George-Étienne Cartier avait été élu la première fois en 1848, à l’âge de trente-trois ans. Ancien partisan de Papineau, homme de lutte, stratégiste consommé, il ne traitait rien en amateur et y allait de tout son esprit, de tout son corps. Moins agréable orateur que M. Dorion, il dépassait celui-ci par la vigueur surprenante de sa parole et de ses agissements. C’était un lion toujours remuant, dévorant, fatiguant et jamais indécis. La confiance qu’il inspirait à ses partisans était illimitée, aussi l’escomptait-il ! Sa bonne humeur corrigeait ses élans les plus fougueux, et c’est pourquoi on ne le craignait pas, et on aimait à le suivre.[1]

Étienne-Pascal Taché était un homme d’une énergie indomptable. Il s’était formé à la fois dans les livres et par la vie pratique. La force de son caractère, ses connaissances, sa droiture, en imposaient aux deux côtés de la chambre. Il parlait avec calme, mais comme en contenant sa fougue naturelle. Il mourut premier ministre, décoré, envié et respecté.

Joseph Cauchon — grand liseur, écrivain brutal, polémiste redoutable, très écouté en chambre, mémoire prodigieuse qui lui vaut une bibliothèque ouverte, sachant se servir des hommes en les prenant par leur côté faible, peu cérémonieux, attaquant sans préambule et ripostant par des coups de maître, jamais à bout d’arguments et logicien serré, on ne peut dire qu’il se soit attiré l’affection de ses collègues, mais il a constamment pesé par sa valeur personnelle dans le monde politique. Formant comme un parti à lui seul, il n’a pris que ça et là le commandement d’un certain nombre de députés.

Charles-Joseph Laberge était par ses études légales, sa facilité de parole, la souplesse de sa plume, la droiture de son caractère, l’un des meilleurs champions du parti libéral. Descendu un jour du banc judiciaire, il rentra dans le journalisme et y termina sa carrière, entouré de la considération générale.

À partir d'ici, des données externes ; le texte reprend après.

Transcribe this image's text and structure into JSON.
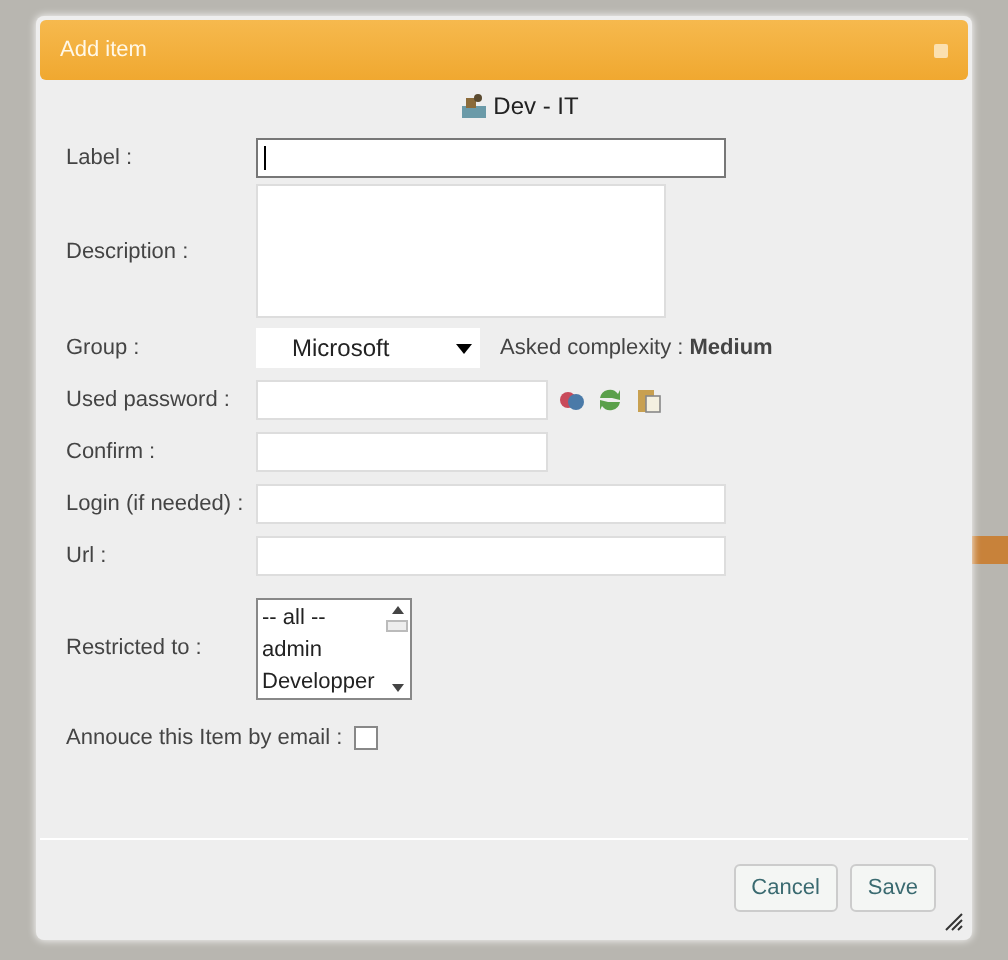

Jean-Baptiste-Éric Dorion, rédacteur de l’Avenir et du Défricheur, membre du parlement, colonisateur et pionnier de la forêt, fut le cerveau du parti rouge. Chez lui la lame usa le fourreau, car son physique ne répondait pas à l’ardeur de son âme. La plupart des idées « avancées » qu’il sema durant sa carrière sont devenus des choses communes à chacun de

  1. Sa statue, exécutée admirablement, en bronze, par notre compatriote M. L.-P. Hébert, vient d’être placée à la droite du parlement, Ottawa.